The Value Ladder highlights how a supplier contributes to the success of the customer. The way I see it programmes and projects can be mapped onto the Value Ladder.
Value Ladder
Jan Dyer Torsilieri and Chuck Lucier suggested that suppliers need to Climb Up the Value Ladder for their customers.
The most successful companies will focus on capturing value, not just creating it. While it may seem counterintuitive, the most powerful strategy is to leverage knowledge to take increasing levels of responsibility for ensuring your customers’ success. Companies that adopt this strategy will build a portfolio of businesses that gives customers a choice of how much responsibility they assume — and how much they are willing to pay for.
There are four rungs in the Value Ladder, from lowest to highest:
- Product and services
- Integrate solution
- Realise benefits
- Capture value
On the lowest rung the supplier sells products and services into the customer. At the next level the supplier becomes responsible for integrating diverse products and services into a “solution”. Suppliers on the third rung assume responsibility for the customer realising the benefits of the solution. On the highest rung the supplier takes responsibility for some or all of the customer’s success – capturing the value of the initiative.
Torsilieri and Lucier believe companies need to have offerings on more than one rung of the ladder.
Because the best way to capture the value of information and knowledge developed in a business is to use it to create businesses on other rungs of the ladder, successful companies will construct a portfolio of ladder-related businesses. Customers can then choose the rung — and the value proposition — they prefer. For the provider, higher rungs involve much greater value added (and captured) for a smaller number of more targeted customers.
This progression is from the perspective of the supplier. In reality all four activities occur at the same time and what changes is who is responsible for which activity. The diagram attempts to show this – as the supplier responsibilities increase those of the customer decrease.
Programmes and Projects on the Value Ladder
I’ve previously explained the difference between programme, project, portfolio and product management. The Value Ladder offers a new perspective on this difference.

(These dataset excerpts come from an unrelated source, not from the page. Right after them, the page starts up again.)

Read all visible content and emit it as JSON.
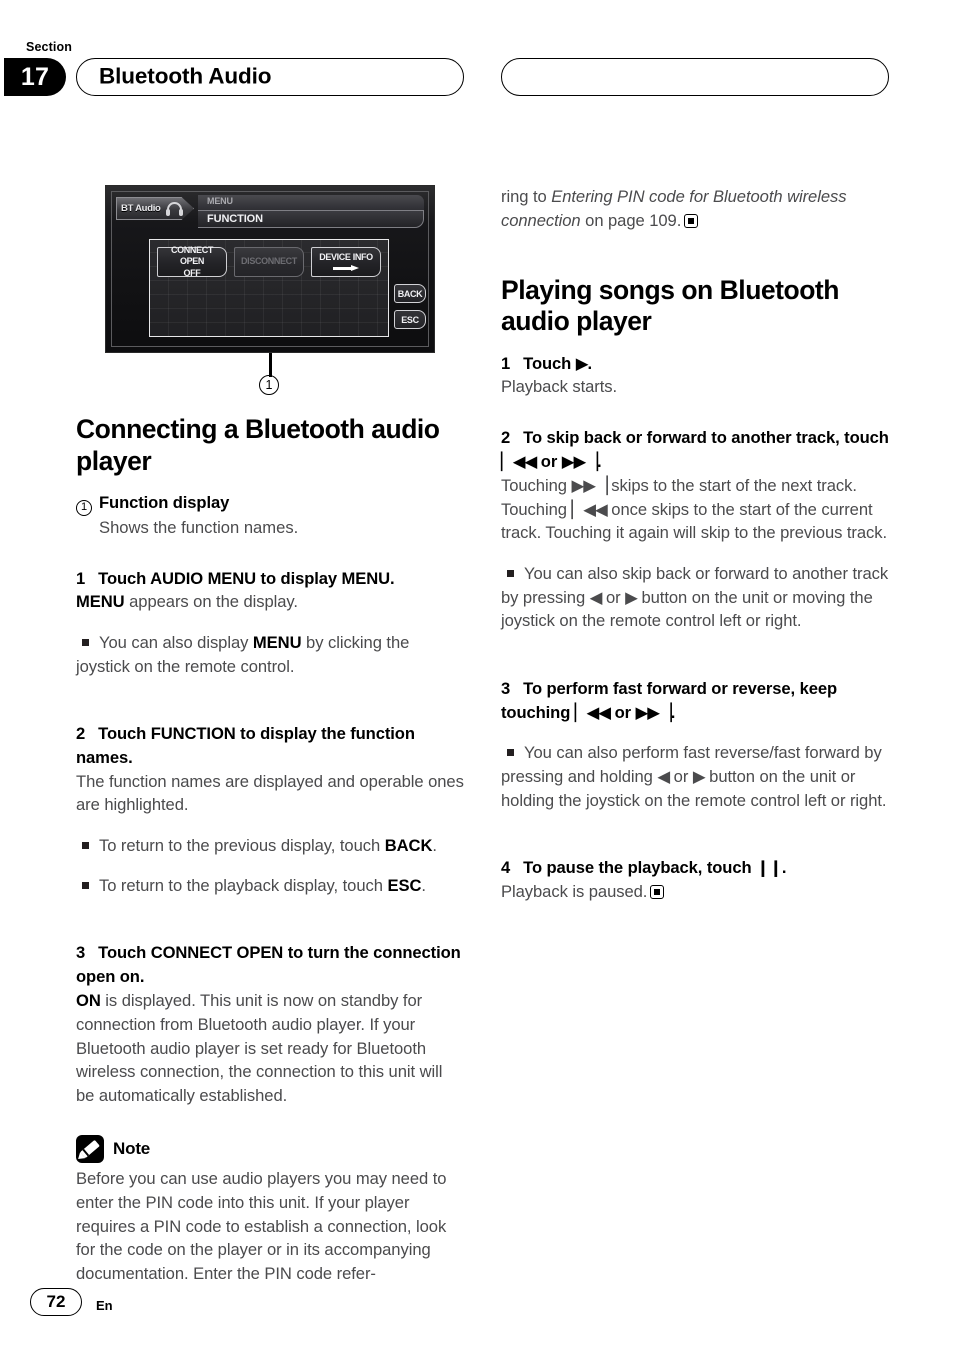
{
  "header": {
    "section_label": "Section",
    "section_number": "17",
    "title": "Bluetooth Audio",
    "right_pill_title": ""
  },
  "figure": {
    "device": {
      "source_label": "BT Audio",
      "menu_label": "MENU",
      "function_label": "FUNCTION",
      "buttons": [
        {
          "line1": "CONNECT OPEN",
          "line2": "OFF",
          "state": "active"
        },
        {
          "line1": "DISCONNECT",
          "line2": "",
          "state": "dimmed"
        },
        {
          "line1": "DEVICE INFO",
          "line2": "",
          "state": "active",
          "icon": "right-arrow-icon"
        }
      ],
      "side_buttons": [
        {
          "label": "BACK"
        },
        {
          "label": "ESC"
        }
      ]
    },
    "callout_number": "1"
  },
  "left_column": {
    "heading": "Connecting a Bluetooth audio player",
    "callout": {
      "number": "1",
      "term": "Function display",
      "description": "Shows the function names."
    },
    "steps": [
      {
        "num": "1",
        "title_parts": [
          {
            "t": "Touch ",
            "b": false
          },
          {
            "t": "AUDIO MENU",
            "b": true
          },
          {
            "t": " to display ",
            "b": false
          },
          {
            "t": "MENU",
            "b": true
          },
          {
            "t": ".",
            "b": false
          }
        ],
        "body_parts": [
          {
            "t": "MENU",
            "b": true
          },
          {
            "t": " appears on the display.",
            "b": false
          }
        ],
        "bullets": [
          [
            {
              "t": "You can also display ",
              "b": false
            },
            {
              "t": "MENU",
              "b": true
            },
            {
              "t": " by clicking the joystick on the remote control.",
              "b": false
            }
          ]
        ]
      },
      {
        "num": "2",
        "title_parts": [
          {
            "t": "Touch ",
            "b": false
          },
          {
            "t": "FUNCTION",
            "b": true
          },
          {
            "t": " to display the function names.",
            "b": false
          }
        ],
        "body_parts": [
          {
            "t": "The function names are displayed and operable ones are highlighted.",
            "b": false
          }
        ],
        "bullets": [
          [
            {
              "t": "To return to the previous display, touch ",
              "b": false
            },
            {
              "t": "BACK",
              "b": true
            },
            {
              "t": ".",
              "b": false
            }
          ],
          [
            {
              "t": "To return to the playback display, touch ",
              "b": false
            },
            {
              "t": "ESC",
              "b": true
            },
            {
              "t": ".",
              "b": false
            }
          ]
        ]
      },
      {
        "num": "3",
        "title_parts": [
          {
            "t": "Touch ",
            "b": false
          },
          {
            "t": "CONNECT OPEN",
            "b": true
          },
          {
            "t": " to turn the connection open on.",
            "b": false
          }
        ],
        "body_parts": [
          {
            "t": "ON",
            "b": true
          },
          {
            "t": " is displayed. This unit is now on standby for connection from Bluetooth audio player. If your Bluetooth audio player is set ready for Bluetooth wireless connection, the connection to this unit will be automatically established.",
            "b": false
          }
        ],
        "bullets": []
      }
    ],
    "note": {
      "icon": "note-pencil-icon",
      "title": "Note",
      "text": "Before you can use audio players you may need to enter the PIN code into this unit. If your player requires a PIN code to establish a connection, look for the code on the player or in its accompanying documentation. Enter the PIN code refer-"
    }
  },
  "right_column": {
    "continuation": {
      "lead": "ring to ",
      "italic": "Entering PIN code for Bluetooth wireless connection",
      "tail": " on page 109.",
      "end_marker": "end-of-section-icon"
    },
    "heading": "Playing songs on Bluetooth audio player",
    "steps": [
      {
        "num": "1",
        "title_parts": [
          {
            "t": "Touch ",
            "b": false
          },
          {
            "t": "▶",
            "b": false,
            "glyph": true
          },
          {
            "t": ".",
            "b": false
          }
        ],
        "body_parts": [
          {
            "t": "Playback starts.",
            "b": false
          }
        ],
        "bullets": []
      },
      {
        "num": "2",
        "title_parts": [
          {
            "t": "To skip back or forward to another track, touch ",
            "b": false
          },
          {
            "t": "▏◀◀",
            "b": false,
            "glyph": true
          },
          {
            "t": " or ",
            "b": false
          },
          {
            "t": "▶▶▕",
            "b": false,
            "glyph": true
          },
          {
            "t": ".",
            "b": false
          }
        ],
        "body_parts": [
          {
            "t": "Touching ",
            "b": false
          },
          {
            "t": "▶▶▕",
            "b": false,
            "glyph": true
          },
          {
            "t": " skips to the start of the next track. Touching ",
            "b": false
          },
          {
            "t": "▏◀◀",
            "b": false,
            "glyph": true
          },
          {
            "t": " once skips to the start of the current track. Touching it again will skip to the previous track.",
            "b": false
          }
        ],
        "bullets": [
          [
            {
              "t": "You can also skip back or forward to another track by pressing ",
              "b": false
            },
            {
              "t": "◀",
              "b": false,
              "glyph": true
            },
            {
              "t": " or ",
              "b": false
            },
            {
              "t": "▶",
              "b": false,
              "glyph": true
            },
            {
              "t": " button on the unit or moving the joystick on the remote control left or right.",
              "b": false
            }
          ]
        ]
      },
      {
        "num": "3",
        "title_parts": [
          {
            "t": "To perform fast forward or reverse, keep touching ",
            "b": false
          },
          {
            "t": "▏◀◀",
            "b": false,
            "glyph": true
          },
          {
            "t": " or ",
            "b": false
          },
          {
            "t": "▶▶▕",
            "b": false,
            "glyph": true
          },
          {
            "t": ".",
            "b": false
          }
        ],
        "body_parts": [],
        "bullets": [
          [
            {
              "t": "You can also perform fast reverse/fast forward by pressing and holding ",
              "b": false
            },
            {
              "t": "◀",
              "b": false,
              "glyph": true
            },
            {
              "t": " or ",
              "b": false
            },
            {
              "t": "▶",
              "b": false,
              "glyph": true
            },
            {
              "t": " button on the unit or holding the joystick on the remote control left or right.",
              "b": false
            }
          ]
        ]
      },
      {
        "num": "4",
        "title_parts": [
          {
            "t": "To pause the playback, touch ",
            "b": false
          },
          {
            "t": "❙❙",
            "b": false,
            "glyph": true
          },
          {
            "t": ".",
            "b": false
          }
        ],
        "body_parts": [
          {
            "t": "Playback is paused.",
            "b": false
          }
        ],
        "bullets": [],
        "end_marker": true
      }
    ]
  },
  "footer": {
    "page_number": "72",
    "language": "En"
  }
}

I think programmes and projects map nicely onto rungs of the Value Ladder. Projects sit on the first or second rung. On the lowest rung the project is about building/installing a product and/or providing some services to the customer. At the second level the project is about integrating the output of the various projects to create a coherent “solution”.
Programmes are on the third and fourth rung. At the 3rd rung the programme is finished when the customer has realised the benefits of the solution. The top rung is reserved for long lived programmes that are active until the customer has captured the value of the initiative.